VBIOS output configuration scripts
In a vaguely similar fashion to ATOMBIOS on ATI GPUs, the video BIOS on NVIDIA chipsets provide a number of tables and "scripts" that are extremely useful to the driver when initialising the display.  Since Nouveau gained RandR 1.2 support for GeForce 7 and earlier chipsets, we've been using quite a lot of this information to program the outputs on the graphics card, resulting in far, far more stable modesetting capabilities.  Beginning with GeForce 8, a great deal of the functionality we depend on for the early chipsets moved, thus we were stuck with the semi-capable hardcoded initialisation from xf86-video-nv.

A while back, I stuck my head into various VBIOS images and traces of the NVIDIA binary driver and started slowly connecting the dots between various tables and eventually discovered where to find, and how to use the new tables present on G80.  As a result of this, we are no longer dependant on the VBIOS POST routine assisting with the output configuration (also very important for suspend/resume!), and are able to configure a lot of output combinations that previously would've caused the GPU's display engine to hang in disgust.

Display Push Buffer
The usual method for output configuration is to bash on a whole bunch of card registers, and that's (almost) precisely what we were doing in F11.  GeForce 8's display architecture is a little different however, and bears a lot more resemblance to how you would usually program the graphics (2D/3D) engine of a GPU.

In F11, we submitted commands to the display engine with a hackish method we inherited from nv.  Unfortunately, while this method was enough to be able to program a mode, it bypasses some of the hardware that's required to implement things such as tiled scanout.

F12 now submits commands to the display engine the same way the NVIDIA binary driver does; by filling a DMA buffer with commands and telling the GPU to fetch them itself, rather than having the CPU poke registers directly.

Tiled scanout
The 3D engine on GeForce 8 chipsets refuses to render to a linear framebuffer.  This can be a *huge* performance hit in a number of scenarios, as we'd have to stall the entire graphics pipeline and render in software.  In F11, we didn't know how to make the display engine scan out from a non-linear framebuffer and had some rather elaborate workarounds that kept a shadow tiled version of the front-buffer and periodically blitted (with the 2D engine) it to the scanout buffer.
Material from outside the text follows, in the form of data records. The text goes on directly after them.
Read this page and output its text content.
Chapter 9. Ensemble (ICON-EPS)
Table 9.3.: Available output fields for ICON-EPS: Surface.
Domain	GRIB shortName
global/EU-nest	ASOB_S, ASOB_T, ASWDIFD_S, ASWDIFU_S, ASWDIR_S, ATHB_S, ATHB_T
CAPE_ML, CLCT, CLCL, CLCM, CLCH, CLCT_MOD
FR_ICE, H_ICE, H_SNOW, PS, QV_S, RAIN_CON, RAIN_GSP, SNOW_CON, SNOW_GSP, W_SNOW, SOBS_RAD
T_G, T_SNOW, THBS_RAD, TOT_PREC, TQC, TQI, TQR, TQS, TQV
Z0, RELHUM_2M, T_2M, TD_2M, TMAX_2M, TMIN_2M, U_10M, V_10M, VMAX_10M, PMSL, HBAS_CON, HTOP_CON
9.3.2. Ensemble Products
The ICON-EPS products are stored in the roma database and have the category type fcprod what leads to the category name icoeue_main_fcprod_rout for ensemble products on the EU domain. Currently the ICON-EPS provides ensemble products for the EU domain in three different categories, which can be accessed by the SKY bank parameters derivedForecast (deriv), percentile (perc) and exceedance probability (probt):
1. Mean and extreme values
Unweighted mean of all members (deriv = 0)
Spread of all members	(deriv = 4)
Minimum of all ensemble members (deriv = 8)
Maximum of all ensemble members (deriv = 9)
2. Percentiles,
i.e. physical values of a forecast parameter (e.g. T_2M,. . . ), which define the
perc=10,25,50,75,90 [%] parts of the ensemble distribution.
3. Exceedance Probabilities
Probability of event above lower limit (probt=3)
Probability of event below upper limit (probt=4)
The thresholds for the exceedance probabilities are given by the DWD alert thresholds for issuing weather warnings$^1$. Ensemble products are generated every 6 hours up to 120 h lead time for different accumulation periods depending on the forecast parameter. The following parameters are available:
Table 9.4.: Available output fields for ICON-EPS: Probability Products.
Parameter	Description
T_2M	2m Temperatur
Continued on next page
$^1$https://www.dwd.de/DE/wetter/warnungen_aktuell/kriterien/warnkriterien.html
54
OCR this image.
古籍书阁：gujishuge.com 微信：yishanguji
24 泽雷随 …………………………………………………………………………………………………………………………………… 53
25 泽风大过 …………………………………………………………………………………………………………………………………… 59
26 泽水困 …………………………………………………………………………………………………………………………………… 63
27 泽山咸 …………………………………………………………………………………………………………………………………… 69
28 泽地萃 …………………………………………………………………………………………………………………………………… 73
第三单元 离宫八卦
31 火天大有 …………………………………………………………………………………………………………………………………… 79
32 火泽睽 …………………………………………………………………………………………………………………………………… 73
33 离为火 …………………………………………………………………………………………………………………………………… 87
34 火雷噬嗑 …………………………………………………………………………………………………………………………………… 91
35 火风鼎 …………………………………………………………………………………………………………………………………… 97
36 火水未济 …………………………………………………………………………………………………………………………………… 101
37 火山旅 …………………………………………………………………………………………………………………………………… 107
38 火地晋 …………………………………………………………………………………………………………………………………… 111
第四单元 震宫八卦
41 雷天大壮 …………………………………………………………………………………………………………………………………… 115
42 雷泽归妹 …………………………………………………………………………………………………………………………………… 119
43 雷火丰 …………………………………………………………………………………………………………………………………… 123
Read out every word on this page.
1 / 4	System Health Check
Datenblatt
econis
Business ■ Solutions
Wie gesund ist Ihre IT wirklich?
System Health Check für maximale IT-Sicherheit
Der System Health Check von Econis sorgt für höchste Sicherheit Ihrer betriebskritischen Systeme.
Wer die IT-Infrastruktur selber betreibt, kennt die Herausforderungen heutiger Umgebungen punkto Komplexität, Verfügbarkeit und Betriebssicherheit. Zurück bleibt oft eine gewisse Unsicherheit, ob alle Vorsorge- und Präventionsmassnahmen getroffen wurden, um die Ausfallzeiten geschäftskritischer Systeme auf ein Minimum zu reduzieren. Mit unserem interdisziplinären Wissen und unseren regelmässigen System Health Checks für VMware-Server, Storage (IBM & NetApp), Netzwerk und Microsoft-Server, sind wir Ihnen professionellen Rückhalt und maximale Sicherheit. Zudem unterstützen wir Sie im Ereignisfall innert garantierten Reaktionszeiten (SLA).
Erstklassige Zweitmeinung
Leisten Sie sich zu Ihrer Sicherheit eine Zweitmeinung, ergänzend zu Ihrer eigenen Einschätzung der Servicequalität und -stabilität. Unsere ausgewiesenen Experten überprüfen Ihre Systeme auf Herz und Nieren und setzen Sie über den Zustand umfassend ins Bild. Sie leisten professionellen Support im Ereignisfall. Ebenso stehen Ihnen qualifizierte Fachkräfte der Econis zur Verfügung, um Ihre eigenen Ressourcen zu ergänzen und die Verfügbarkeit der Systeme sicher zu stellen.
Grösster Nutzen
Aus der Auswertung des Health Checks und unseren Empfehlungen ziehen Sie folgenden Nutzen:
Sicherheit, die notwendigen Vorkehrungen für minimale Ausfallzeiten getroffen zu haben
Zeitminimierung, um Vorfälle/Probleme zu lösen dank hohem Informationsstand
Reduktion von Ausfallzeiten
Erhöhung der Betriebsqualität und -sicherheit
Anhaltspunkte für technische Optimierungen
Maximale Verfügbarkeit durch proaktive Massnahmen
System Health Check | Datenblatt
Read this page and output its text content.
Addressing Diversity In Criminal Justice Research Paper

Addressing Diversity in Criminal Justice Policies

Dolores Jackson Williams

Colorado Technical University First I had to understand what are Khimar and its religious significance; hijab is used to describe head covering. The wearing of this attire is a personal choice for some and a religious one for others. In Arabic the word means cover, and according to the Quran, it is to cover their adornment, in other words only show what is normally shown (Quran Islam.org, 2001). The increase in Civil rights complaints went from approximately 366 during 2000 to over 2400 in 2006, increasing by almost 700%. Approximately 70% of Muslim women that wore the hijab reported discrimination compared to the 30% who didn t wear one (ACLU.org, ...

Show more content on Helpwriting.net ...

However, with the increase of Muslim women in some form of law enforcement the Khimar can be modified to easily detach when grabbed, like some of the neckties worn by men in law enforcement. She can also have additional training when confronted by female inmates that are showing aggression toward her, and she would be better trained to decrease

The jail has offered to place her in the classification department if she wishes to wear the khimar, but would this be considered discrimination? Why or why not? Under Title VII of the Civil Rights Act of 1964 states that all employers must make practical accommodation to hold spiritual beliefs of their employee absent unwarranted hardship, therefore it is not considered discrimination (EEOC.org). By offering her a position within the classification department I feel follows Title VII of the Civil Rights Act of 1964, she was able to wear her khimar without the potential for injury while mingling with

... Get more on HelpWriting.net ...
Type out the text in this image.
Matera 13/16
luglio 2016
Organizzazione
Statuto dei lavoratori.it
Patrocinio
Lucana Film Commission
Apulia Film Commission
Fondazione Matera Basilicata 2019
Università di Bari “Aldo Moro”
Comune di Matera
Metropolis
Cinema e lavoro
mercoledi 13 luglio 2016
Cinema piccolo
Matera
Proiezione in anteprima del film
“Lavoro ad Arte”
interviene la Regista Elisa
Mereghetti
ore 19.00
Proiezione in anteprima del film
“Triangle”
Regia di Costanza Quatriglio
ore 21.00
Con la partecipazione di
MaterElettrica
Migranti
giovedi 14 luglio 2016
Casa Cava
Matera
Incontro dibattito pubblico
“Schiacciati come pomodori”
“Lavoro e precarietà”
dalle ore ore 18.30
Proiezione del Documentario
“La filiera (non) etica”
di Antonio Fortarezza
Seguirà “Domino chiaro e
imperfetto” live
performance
In Fedora 12 this has changed, the method to program the display engine for tiled scanout was reverse-engineered and implemented in the driver.  Allowing us to remove the ugly workarounds from the driver, and gain back some GPU power that was used for the additional copies between the shadow and scanout buffers.

Suspend/Resume
Yes, that's right, Nouveau finally supports suspend/resume.  In theory the support is there for all chipsets.  In the very least, every chipset I own (at least one from each family, and 5 G80-class cards)  can suspend/resume reliably except for a TNT2 that has other issues..  This support is only available when kernel modesetting is switched on, so that's even more reason to use it!

Other Stuff 
The above is the major user-visible improvements between Fedora 11 and Fedora 12, but there's more work going on.  On the 3D front Christoph Bumiller has done a lot of excellent work on the G80 3D driver, it's becoming more capable every week.  Francisco Jerez did a massive, much needed cleanup of the NV04-G70 modesetting code, and implemented initial support for TV-out on those chipsets.  There's work going on to implement DisplayPort support, ongoing work on 3D supoort, and likely more things that escape my mind right now.

In conclusion, Nouveau development is progressing quite nicely, and is far from dead!